The station opened in 1909 on the Westbahn suburban railway north of the Grunewald forest. It was then called Rennbahn after a horse racing circuit at the site of the today's stadium. Like the nearby U-Bahn station it received the name Stadion in 1913, when the Deutsches Stadion, projected for the 1916 Summer Olympics, was inaugurated. After Berlin was awarded the 1936 Summer Olympics the station was again renamed Reichssportfeld until it got its actual designation in 1960, spelled without a hyphen in contrast to the Olympia-Stadion U-Bahn station. Adjacent to the south is the Berlin Unité d'Habitation, erected in 1958 according to plans by Le Corbusier. The station was closed in 1980, following the boycott by West Berliners on the East German-run S-Bahn, and the 1980 Deutsche Reichsbahn strike, taking away almost all traffic from the terminus. Most of the West Berlin portion of the S-Bahn, including Olympiastadion, was closed until 1998. The station re-opened in 1999.

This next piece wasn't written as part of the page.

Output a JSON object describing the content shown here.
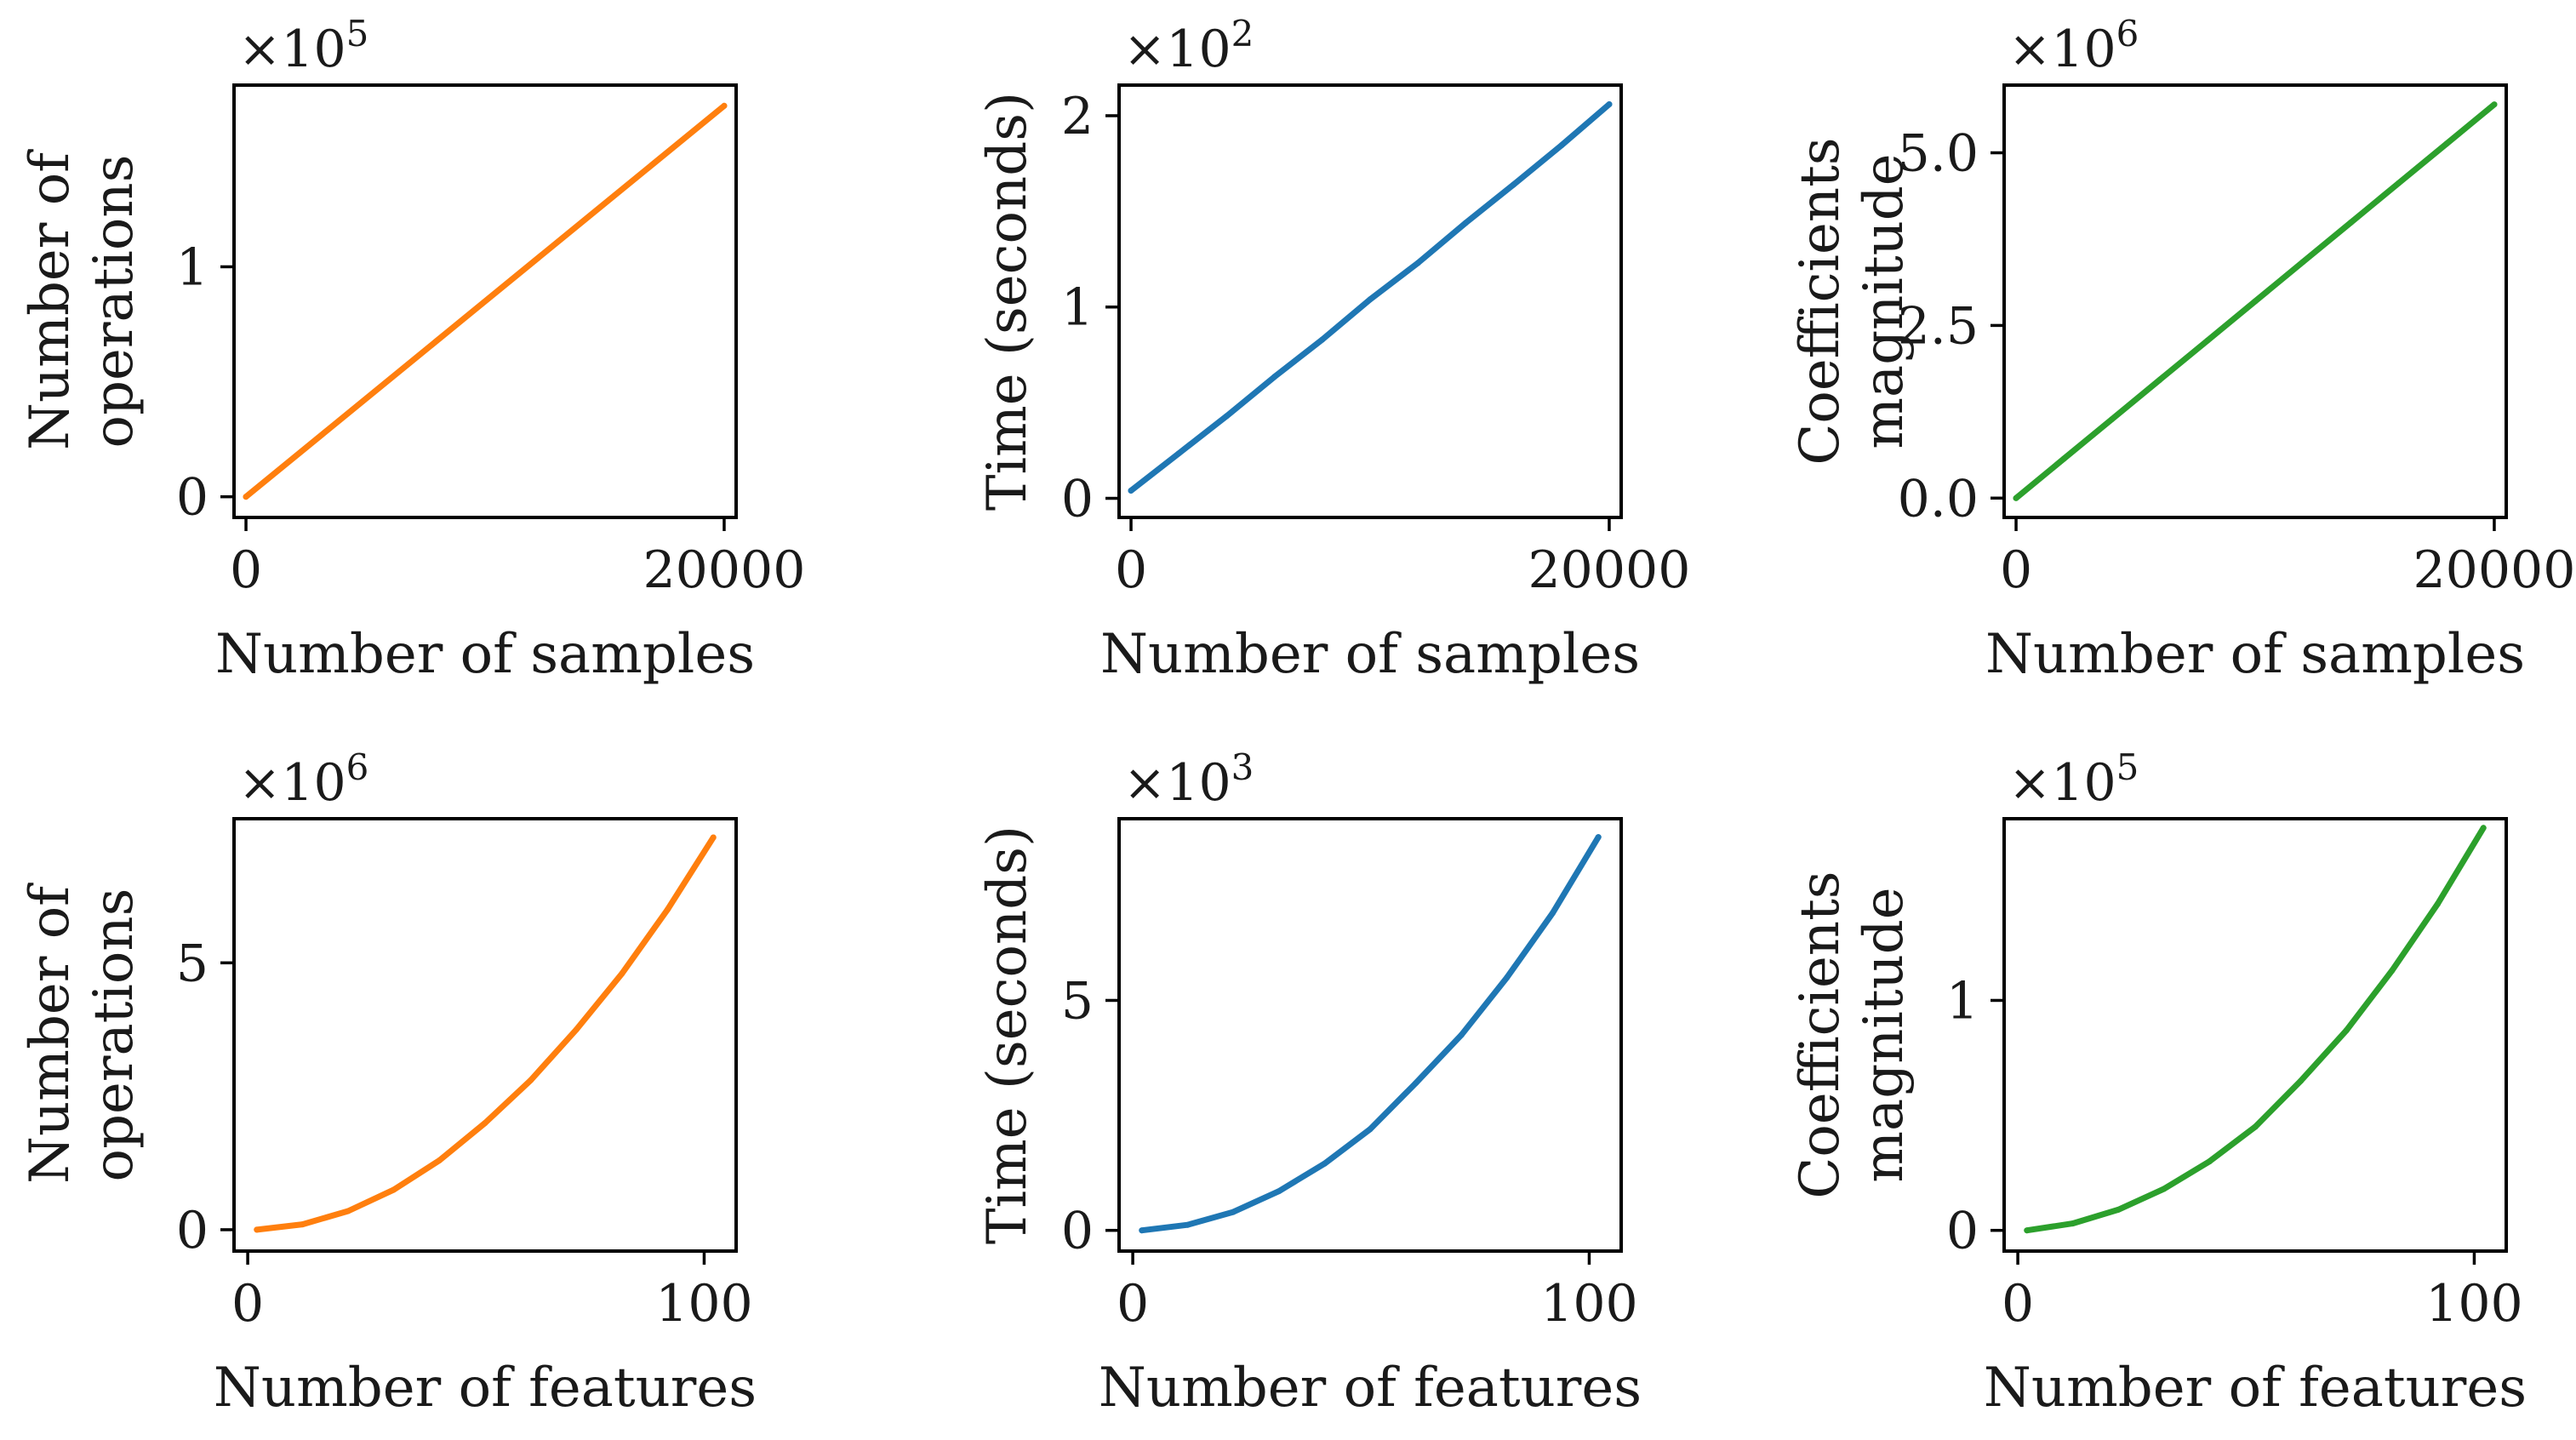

For the reconstruction, large parts of the facility were demolished and rebuilt, including all platforms and the pedestrian bridge to Trakehner Allee. The special platform F was abandoned. On January 16, 1998, with the reopening of the Westkreuz–Spandau section, the suburban platform A and the special platform B, now with two platform edges each, went into operation. The remaining three island platforms followed on the occasion of the 75th anniversary of the S-Bahn's launch, on May 29, 1999. Since then, the event station has had a capacity of 40,000 passengers per hour. A sold-out Olympiastadion can therefore be “emptied” in less than two hours.